No primeiro projeto, o Executivo pede permissão para firmar uma operação de crédito com o Banco do Brasil, com garantia da União. O montante será destinado a investimentos em mobilidade urbana e intermunicipal, obras de infraestrutura hídrica, viária e urbana, além de construções públicas. A proposta tem como meta assegurar a continuidade das ações previstas no Plano Plurianual (PPA) e nos orçamentos anuais estaduais.
O texto também estabelece que o Estado poderá oferecer parte de suas receitas como contragarantia à União, conforme determina a Constituição e a Lei de Responsabilidade Fiscal (Lei Complementar nº 101/2000). O governo solicita que o projeto tramite em regime de urgência, argumentando que os recursos são essenciais para manter o andamento de obras e programas estruturantes em diferentes regiões da Bahia.

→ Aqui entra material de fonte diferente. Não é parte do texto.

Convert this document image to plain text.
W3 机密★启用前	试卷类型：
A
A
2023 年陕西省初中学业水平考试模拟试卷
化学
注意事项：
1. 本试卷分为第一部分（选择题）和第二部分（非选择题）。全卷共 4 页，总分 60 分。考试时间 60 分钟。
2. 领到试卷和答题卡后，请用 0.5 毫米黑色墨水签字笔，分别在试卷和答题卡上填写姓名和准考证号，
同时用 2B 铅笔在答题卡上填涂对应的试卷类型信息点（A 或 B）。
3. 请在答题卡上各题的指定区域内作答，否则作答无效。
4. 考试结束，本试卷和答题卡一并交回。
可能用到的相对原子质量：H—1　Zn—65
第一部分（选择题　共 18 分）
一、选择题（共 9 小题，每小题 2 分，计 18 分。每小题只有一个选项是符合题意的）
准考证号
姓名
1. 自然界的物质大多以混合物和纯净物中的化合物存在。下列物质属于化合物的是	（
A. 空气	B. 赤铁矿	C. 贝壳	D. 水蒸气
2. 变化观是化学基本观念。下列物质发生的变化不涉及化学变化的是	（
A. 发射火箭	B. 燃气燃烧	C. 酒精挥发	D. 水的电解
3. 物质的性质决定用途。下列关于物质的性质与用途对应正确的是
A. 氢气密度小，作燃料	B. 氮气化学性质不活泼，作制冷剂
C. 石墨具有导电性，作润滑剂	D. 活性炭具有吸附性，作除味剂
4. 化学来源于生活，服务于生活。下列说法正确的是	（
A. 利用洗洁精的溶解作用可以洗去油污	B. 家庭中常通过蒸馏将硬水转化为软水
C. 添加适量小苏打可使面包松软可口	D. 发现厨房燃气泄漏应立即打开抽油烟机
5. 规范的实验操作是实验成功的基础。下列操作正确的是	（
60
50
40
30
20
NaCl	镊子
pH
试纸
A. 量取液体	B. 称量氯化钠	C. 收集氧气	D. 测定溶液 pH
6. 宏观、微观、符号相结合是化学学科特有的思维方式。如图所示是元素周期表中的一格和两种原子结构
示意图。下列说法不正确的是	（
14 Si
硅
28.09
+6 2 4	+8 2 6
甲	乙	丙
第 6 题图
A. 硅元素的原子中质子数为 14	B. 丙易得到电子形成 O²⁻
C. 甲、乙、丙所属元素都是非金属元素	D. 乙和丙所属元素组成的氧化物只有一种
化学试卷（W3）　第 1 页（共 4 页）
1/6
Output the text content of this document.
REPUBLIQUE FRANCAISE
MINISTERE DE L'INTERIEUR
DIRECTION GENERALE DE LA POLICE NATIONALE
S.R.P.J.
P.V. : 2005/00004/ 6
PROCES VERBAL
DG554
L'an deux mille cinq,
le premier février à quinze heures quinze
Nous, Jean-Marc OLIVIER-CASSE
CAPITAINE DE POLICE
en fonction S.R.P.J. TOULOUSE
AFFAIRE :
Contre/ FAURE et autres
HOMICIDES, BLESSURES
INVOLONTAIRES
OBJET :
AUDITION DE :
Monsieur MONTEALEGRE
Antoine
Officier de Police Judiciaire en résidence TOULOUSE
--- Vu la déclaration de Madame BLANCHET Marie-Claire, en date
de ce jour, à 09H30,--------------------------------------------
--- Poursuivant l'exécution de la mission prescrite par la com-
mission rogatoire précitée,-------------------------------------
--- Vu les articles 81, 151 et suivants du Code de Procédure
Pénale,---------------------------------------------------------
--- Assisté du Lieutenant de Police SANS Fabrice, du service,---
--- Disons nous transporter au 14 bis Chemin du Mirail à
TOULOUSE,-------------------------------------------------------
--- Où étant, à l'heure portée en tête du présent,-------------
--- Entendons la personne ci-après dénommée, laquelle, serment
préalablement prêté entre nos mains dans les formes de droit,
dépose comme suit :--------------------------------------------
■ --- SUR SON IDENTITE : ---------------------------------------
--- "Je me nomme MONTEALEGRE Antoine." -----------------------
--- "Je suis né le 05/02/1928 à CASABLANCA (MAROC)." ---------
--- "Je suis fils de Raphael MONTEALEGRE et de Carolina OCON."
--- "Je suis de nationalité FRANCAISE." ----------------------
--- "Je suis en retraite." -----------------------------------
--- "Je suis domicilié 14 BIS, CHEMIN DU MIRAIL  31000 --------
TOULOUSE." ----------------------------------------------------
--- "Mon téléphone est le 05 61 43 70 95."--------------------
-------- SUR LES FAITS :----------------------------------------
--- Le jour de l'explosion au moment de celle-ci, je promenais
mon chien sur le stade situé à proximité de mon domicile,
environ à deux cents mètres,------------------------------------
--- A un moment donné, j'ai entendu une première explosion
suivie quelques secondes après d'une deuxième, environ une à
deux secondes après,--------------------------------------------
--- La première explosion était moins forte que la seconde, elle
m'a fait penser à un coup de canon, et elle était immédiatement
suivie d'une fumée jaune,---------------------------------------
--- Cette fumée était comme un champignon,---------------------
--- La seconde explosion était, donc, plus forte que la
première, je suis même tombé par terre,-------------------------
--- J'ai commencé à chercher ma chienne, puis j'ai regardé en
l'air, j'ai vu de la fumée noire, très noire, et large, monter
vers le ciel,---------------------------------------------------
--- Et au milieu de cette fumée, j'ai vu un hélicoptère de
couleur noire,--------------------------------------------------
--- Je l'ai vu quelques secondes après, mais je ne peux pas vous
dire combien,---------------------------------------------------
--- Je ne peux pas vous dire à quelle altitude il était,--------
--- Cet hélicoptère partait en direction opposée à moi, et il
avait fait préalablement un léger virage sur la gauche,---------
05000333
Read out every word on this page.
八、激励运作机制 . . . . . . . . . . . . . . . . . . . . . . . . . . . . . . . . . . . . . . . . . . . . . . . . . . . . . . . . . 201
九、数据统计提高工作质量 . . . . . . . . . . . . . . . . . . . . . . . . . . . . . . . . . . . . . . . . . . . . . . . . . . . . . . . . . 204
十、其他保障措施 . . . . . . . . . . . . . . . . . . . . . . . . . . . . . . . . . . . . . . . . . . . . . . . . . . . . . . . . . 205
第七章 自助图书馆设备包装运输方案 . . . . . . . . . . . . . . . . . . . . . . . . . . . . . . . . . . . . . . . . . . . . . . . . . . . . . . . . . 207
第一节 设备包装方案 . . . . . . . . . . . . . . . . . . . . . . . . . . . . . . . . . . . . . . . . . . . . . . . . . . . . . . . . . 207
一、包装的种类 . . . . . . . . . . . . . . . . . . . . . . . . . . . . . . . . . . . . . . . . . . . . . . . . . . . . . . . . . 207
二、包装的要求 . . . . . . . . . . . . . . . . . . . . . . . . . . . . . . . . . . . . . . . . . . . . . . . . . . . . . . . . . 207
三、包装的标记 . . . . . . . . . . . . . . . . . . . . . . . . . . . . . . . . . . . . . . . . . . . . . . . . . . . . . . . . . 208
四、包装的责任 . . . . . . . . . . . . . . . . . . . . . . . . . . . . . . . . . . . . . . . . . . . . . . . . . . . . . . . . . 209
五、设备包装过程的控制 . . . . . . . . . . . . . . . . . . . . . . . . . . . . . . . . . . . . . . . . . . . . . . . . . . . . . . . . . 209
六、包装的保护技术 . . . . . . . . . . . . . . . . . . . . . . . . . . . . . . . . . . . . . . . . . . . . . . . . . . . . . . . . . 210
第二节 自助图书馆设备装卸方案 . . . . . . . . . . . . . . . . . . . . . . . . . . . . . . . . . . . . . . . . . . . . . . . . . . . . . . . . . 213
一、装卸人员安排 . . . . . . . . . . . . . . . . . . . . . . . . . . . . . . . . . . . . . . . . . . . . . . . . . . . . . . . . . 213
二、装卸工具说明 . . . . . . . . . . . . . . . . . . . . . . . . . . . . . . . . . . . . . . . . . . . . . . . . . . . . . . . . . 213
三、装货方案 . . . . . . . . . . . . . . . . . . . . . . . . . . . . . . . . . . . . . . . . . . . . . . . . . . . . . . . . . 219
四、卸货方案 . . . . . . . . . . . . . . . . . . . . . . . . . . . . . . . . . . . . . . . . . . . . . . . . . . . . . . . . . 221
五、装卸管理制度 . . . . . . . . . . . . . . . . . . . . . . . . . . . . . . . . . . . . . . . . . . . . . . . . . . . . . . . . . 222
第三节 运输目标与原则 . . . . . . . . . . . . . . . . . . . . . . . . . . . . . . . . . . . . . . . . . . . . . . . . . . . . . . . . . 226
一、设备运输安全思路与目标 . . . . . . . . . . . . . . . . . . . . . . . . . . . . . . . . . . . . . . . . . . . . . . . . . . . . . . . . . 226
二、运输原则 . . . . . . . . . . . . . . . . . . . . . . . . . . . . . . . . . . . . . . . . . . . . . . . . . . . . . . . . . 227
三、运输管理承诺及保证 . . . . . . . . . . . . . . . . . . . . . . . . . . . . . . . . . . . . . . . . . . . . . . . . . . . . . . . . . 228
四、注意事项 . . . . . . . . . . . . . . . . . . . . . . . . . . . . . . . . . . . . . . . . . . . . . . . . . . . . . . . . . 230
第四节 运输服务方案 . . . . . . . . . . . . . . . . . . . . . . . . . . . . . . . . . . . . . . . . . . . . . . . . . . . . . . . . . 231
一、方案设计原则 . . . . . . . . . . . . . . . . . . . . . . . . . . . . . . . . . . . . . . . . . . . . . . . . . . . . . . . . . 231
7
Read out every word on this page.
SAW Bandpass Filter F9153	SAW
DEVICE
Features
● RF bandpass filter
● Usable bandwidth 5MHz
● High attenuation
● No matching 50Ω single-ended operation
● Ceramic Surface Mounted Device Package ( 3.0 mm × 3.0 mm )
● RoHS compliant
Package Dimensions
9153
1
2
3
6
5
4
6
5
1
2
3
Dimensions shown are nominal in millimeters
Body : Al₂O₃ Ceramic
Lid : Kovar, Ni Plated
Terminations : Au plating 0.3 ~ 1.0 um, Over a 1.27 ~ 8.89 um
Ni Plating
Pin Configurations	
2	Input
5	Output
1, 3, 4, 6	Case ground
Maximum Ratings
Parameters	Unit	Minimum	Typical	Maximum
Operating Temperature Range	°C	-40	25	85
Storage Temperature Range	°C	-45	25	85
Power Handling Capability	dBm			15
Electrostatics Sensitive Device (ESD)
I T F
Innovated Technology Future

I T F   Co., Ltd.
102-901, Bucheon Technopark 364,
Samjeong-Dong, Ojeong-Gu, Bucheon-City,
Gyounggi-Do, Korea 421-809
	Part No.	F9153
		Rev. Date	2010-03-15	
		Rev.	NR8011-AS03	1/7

A matéria será apreciada pelas comissões de Constituição e Justiça; Infraestrutura, Desenvolvimento Econômico e Turismo; Educação, Cultura, Ciência e Tecnologia e Serviço Público; além de Finanças, Orçamento, Fiscalização e Controle. Depois da análise técnica, seguirá para votação em plenário.
Paralelamente, o Executivo encaminhou à ALBA o Projeto de Lei nº 26.016/2025, que autoriza o Estado a explorar serviços de loteria por meio da Bahiainveste – Empresa Baiana de Ativos S.A., vinculada à Secretaria de Desenvolvimento Econômico (SDE).
A proposta prevê a criação da Loteba, que poderá operar jogos e apostas, tanto em meio físico quanto virtual, nas modalidades permitidas pela legislação federal. O lucro líquido obtido será aplicado em programas de assistência social, educação e cultura.
Esse segundo projeto também será analisado pelas comissões de Educação e Cultura; Finanças, Orçamento, Fiscalização e Controle; e pela Comissão de Constituição e Justiça (CCJ), responsável por emitir parecer sobre a legalidade das propostas antes da votação final.